Nari berdiri memandang Beomgyu yang terlihat nyenyak tidur, padahal dia tertidur di sofa. Kalau Nari, dia pasti sudah tidak nyaman.

Setelah memandangi Beomgyu, atensi Nari segera melihat ke arah ponsel Beomgyu yang sudah membuatnya terbangun. "Ponsel, terima kasih sudah membuat tidurku terganggu," kata Nari sambil tersenyum. Setelah itu tangannya segera meraih ponsel milik Beomgyu untuk melihat notifikasi apa yang berbunyi sebegitu banyaknya.

"Ibu?"

Atensi Nari kembali melihat Beomgyu sebentar.

"Beomgyu itu sedang tidur atau berhibernasi, sih? Masa iya tidak mendengar ponselnya yang terus berbunyi?" Nari berucap seiringan dengan tangannya yang membuka lock screen Beomgyu yang hanya di geser ke atas saja.

"Tujuh panggilan tak terjawab dari ibu, dan sembilan pesan dari dua obrolan." Nari kembali melihat ke arah Beomgyu. Ada niatan untuk membangunkan lelaki itu, tapi ... Nari malah mengurungkannya.

"Biar aku lihat saja, maaf, ya, Gyu."

Nari membuka room chat untuk membaca pesan dari kontak bernama Yeonjun lebih dulu.

Yeonjun

|Ya, kau sudah memberitahu ibu? [22.05]
| Choi Beomgyu [22.05]
| Pasti belum, ya? [22.05]
| Biar aku saja yang memberitahu ibu. Kau lambat. [22.06]
| Aku sudah memberitahu ibu. [22.13]

Nari menekuk alis.

"Memberitahu apa? Hmm, mencurigakan sekali. Sebenarnya Beomgyu itu sedang menyembunyikan apa dari ibunya?" Nari bertanya-tanya. Tangannya segera menekan tombol kembali, lalu masuk ke room chat ibunya.

Ibu♡

| Beomgyu-ah, kau tidak di Jepang? [22.25]
| Angkat panggilan dari ibu [22.25]
| Beomgyu, kenapa kau berbohong? Jika ayahmu tahu bagaimana? [22.26]
| Ibu tahu kau tidak ingin sekolah kedokteran di Jepang, tapi jangan mengambil risiko seperti ini. Kakakmu memberitahu bahwa kau masuk sekolah seni di Seoul. Jika ayahmu tahu itu bagaimana? Dia tidak akan memaafkanmu. [22.27]

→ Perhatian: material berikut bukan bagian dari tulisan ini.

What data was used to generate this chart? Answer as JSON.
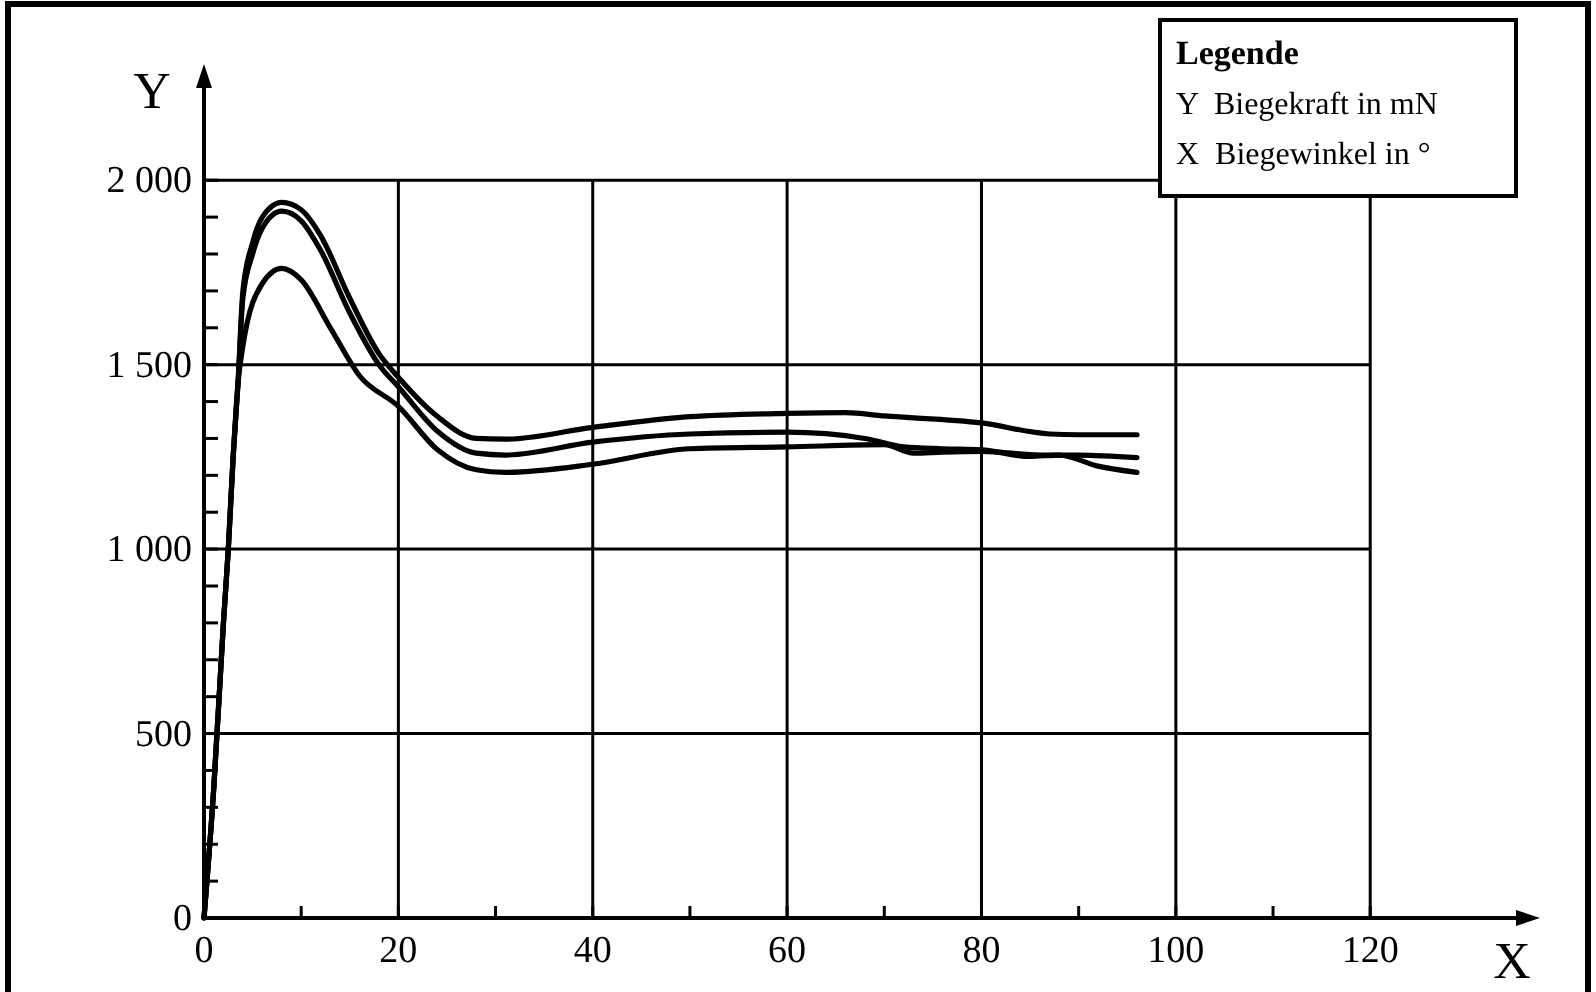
{
  "chart_data": {
    "type": "line",
    "xlabel": "X",
    "ylabel": "Y",
    "annotations": [
      "Legende",
      "Y  Biegekraft in mN",
      "X  Biegewinkel in °"
    ],
    "xlim": [
      0,
      135
    ],
    "ylim": [
      0,
      2250
    ],
    "xticks": [
      0,
      {
        "value": 10,
        "label": null
      },
      20,
      {
        "value": 30,
        "label": null
      },
      40,
      {
        "value": 50,
        "label": null
      },
      60,
      {
        "value": 70,
        "label": null
      },
      80,
      {
        "value": 90,
        "label": null
      },
      100,
      {
        "value": 110,
        "label": null
      },
      120
    ],
    "yticks": [
      {
        "value": 0,
        "label": "0"
      },
      {
        "value": 100,
        "label": null
      },
      {
        "value": 200,
        "label": null
      },
      {
        "value": 300,
        "label": null
      },
      {
        "value": 400,
        "label": null
      },
      500,
      {
        "value": 600,
        "label": null
      },
      {
        "value": 700,
        "label": null
      },
      {
        "value": 800,
        "label": null
      },
      {
        "value": 900,
        "label": null
      },
      {
        "value": 1000,
        "label": "1 000"
      },
      {
        "value": 1100,
        "label": null
      },
      {
        "value": 1200,
        "label": null
      },
      {
        "value": 1300,
        "label": null
      },
      {
        "value": 1400,
        "label": null
      },
      {
        "value": 1500,
        "label": "1 500"
      },
      {
        "value": 1600,
        "label": null
      },
      {
        "value": 1700,
        "label": null
      },
      {
        "value": 1800,
        "label": null
      },
      {
        "value": 1900,
        "label": null
      },
      {
        "value": 2000,
        "label": "2 000"
      }
    ],
    "grid": true,
    "marker": "none",
    "line_style": "solid",
    "series": [
      {
        "color": "#000000",
        "x": [
          0,
          1,
          2,
          2.5,
          3,
          3.5,
          4,
          5,
          6,
          8,
          10,
          12,
          15,
          18,
          20,
          24,
          28,
          31,
          40,
          50,
          60,
          66,
          70,
          80,
          87,
          90,
          96
        ],
        "values": [
          0,
          350,
          800,
          1000,
          1250,
          1450,
          1700,
          1830,
          1900,
          1940,
          1920,
          1850,
          1680,
          1530,
          1466,
          1360,
          1300,
          1298,
          1330,
          1359,
          1368,
          1370,
          1361,
          1342,
          1312,
          1310,
          1310
        ]
      },
      {
        "color": "#000000",
        "x": [
          0,
          1,
          2,
          2.5,
          3,
          3.5,
          4,
          5,
          6,
          8,
          10,
          12,
          15,
          18,
          20,
          24,
          28,
          31,
          40,
          50,
          60,
          68,
          72,
          76,
          80,
          85,
          88,
          92,
          96
        ],
        "values": [
          0,
          350,
          800,
          1000,
          1250,
          1450,
          1680,
          1800,
          1870,
          1916,
          1890,
          1810,
          1640,
          1500,
          1440,
          1320,
          1260,
          1255,
          1290,
          1312,
          1317,
          1300,
          1277,
          1272,
          1269,
          1251,
          1255,
          1225,
          1208
        ]
      },
      {
        "color": "#000000",
        "x": [
          0,
          1,
          2,
          2.5,
          3,
          3.5,
          4,
          6,
          8,
          10,
          13,
          16,
          20,
          24,
          28,
          31,
          40,
          50,
          60,
          70,
          73,
          76,
          80,
          86,
          90,
          96
        ],
        "values": [
          0,
          350,
          800,
          1000,
          1250,
          1450,
          1550,
          1720,
          1761,
          1730,
          1600,
          1470,
          1387,
          1270,
          1215,
          1208,
          1230,
          1272,
          1277,
          1283,
          1260,
          1263,
          1265,
          1255,
          1255,
          1248
        ]
      }
    ]
  }
}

Nari membekap mulut dengan satu tangan. Dia merasa terkejut setelah membaca pesan-pesan dari ibunya. Jadi, Beomgyu seharusnya sekolah di Jepang?

"Apa? Apa ini? Beomgyu ..."

"Nari-ya, kau belum tidur?" Pertanyaan itu sukses membuat Nari menoleh. Dilihatnya sang nenek yang berjalan ke arah ruang tamu.

"Ah, Nenek. Aku—aku habis minum, ini akan kembali ke kamar. Tapi ... Nari melihat Beomgyu tidur di sofa ini." Nari menjawab setelah menyembunyikan ponsel Beomgyu ke belakang.